Ruth and George knew that the sexlessness of their marriage was unnatural. They were quietly ashamed of it, as other couples might be ashamed of a perversion. It was their closely guarded secret, and shared secrets are, of course, what keep people together. All the same, they were embarrassed by it. Hurt by it. They coped by pretending that sex simply didn’t exist. They wouldn’t hear of it. Which was as difficult as Eskimos refusing to admit there is such a thing as snow.
Most evenings they would watch the television. Clem sat at the table, paying intermittent attention to the homework spread in front of him. Ruth and George sat on the new mock-leather sofa, George’s ashtray between them. Win sat on an uncomfortable wooden stool because it was small punishment of her flesh.
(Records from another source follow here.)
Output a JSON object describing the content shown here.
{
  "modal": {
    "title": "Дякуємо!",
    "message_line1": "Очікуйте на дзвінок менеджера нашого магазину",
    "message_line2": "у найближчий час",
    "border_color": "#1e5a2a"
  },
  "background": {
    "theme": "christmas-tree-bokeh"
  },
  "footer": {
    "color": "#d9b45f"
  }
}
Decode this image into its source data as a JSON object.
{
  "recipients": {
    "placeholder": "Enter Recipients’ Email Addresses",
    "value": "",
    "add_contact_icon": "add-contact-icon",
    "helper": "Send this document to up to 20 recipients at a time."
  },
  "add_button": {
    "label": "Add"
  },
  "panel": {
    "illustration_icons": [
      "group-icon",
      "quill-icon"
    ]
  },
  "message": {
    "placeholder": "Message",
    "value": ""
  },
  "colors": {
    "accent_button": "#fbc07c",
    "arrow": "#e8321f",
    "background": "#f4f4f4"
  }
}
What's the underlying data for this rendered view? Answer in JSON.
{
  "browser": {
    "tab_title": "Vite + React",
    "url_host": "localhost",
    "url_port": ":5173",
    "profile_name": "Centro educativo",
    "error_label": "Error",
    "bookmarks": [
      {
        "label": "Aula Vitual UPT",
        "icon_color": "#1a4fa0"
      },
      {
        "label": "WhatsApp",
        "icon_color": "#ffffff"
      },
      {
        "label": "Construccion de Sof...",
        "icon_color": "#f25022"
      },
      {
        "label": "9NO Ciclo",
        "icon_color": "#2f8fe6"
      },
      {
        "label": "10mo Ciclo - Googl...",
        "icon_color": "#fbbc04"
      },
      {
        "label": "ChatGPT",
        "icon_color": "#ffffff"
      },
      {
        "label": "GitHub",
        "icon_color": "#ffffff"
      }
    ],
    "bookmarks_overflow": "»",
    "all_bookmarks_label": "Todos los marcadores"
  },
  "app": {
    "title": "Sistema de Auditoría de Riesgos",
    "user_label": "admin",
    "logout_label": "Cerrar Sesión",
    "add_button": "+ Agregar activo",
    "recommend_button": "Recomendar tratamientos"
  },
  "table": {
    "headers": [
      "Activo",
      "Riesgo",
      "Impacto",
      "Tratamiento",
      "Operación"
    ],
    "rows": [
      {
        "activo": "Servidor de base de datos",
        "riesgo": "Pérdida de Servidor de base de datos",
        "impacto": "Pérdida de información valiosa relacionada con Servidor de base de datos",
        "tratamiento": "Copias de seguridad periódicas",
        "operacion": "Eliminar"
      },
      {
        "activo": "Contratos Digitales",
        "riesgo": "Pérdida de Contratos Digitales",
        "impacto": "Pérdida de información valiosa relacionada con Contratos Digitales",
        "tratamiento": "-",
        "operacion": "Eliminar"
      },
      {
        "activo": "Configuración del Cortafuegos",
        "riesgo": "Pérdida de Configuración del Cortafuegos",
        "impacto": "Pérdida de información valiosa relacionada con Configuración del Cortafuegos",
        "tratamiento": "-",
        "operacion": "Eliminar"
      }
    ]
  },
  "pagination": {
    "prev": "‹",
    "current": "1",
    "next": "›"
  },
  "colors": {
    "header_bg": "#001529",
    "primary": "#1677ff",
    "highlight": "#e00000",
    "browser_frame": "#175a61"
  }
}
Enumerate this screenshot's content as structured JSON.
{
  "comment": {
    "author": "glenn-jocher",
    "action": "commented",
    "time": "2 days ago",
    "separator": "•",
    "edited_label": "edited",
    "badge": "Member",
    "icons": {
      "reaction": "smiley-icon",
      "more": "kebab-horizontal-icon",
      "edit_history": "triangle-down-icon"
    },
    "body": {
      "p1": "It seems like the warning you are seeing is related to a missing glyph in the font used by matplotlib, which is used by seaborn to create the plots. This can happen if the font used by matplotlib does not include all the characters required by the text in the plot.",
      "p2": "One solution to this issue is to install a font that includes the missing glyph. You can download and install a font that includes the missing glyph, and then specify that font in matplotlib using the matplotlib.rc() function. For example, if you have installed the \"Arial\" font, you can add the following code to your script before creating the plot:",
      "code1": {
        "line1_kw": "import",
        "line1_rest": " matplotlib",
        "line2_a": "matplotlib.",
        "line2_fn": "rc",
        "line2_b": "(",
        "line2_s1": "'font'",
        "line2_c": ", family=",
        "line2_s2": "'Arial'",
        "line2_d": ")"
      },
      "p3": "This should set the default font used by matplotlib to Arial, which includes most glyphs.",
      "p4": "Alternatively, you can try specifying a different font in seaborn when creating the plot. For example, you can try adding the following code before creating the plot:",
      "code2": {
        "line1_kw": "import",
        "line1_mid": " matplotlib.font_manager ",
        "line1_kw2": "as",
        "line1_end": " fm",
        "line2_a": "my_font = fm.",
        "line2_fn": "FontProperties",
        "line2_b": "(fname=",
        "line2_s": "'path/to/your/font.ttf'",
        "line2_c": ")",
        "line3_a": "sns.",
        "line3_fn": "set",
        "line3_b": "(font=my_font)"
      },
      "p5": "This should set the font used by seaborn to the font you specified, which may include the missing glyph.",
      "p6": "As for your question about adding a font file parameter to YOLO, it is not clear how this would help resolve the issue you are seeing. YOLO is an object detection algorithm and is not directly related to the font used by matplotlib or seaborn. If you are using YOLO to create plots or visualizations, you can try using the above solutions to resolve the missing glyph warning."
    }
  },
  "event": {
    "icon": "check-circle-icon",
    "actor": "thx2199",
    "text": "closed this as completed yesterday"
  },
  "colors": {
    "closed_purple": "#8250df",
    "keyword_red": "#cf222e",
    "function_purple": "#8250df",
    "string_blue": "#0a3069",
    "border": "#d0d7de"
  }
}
Sometimes (with increasing frequency, it seemed to them) there would be a program in which love raised its ugly head. A couple would confess it, and then their faces would come close together, a slow, ghastly prelude to the inevitable kiss and the fade-out that suggested they were Doing It. At these awful moments, the dread entered the living room of 11 Lovelace Road like a chilling fog. In response to it, Win would look down, muttering, and accelerate her knitting. George would frown and light another Player. Ruth’s plump neck would redden, and she would get to her feet.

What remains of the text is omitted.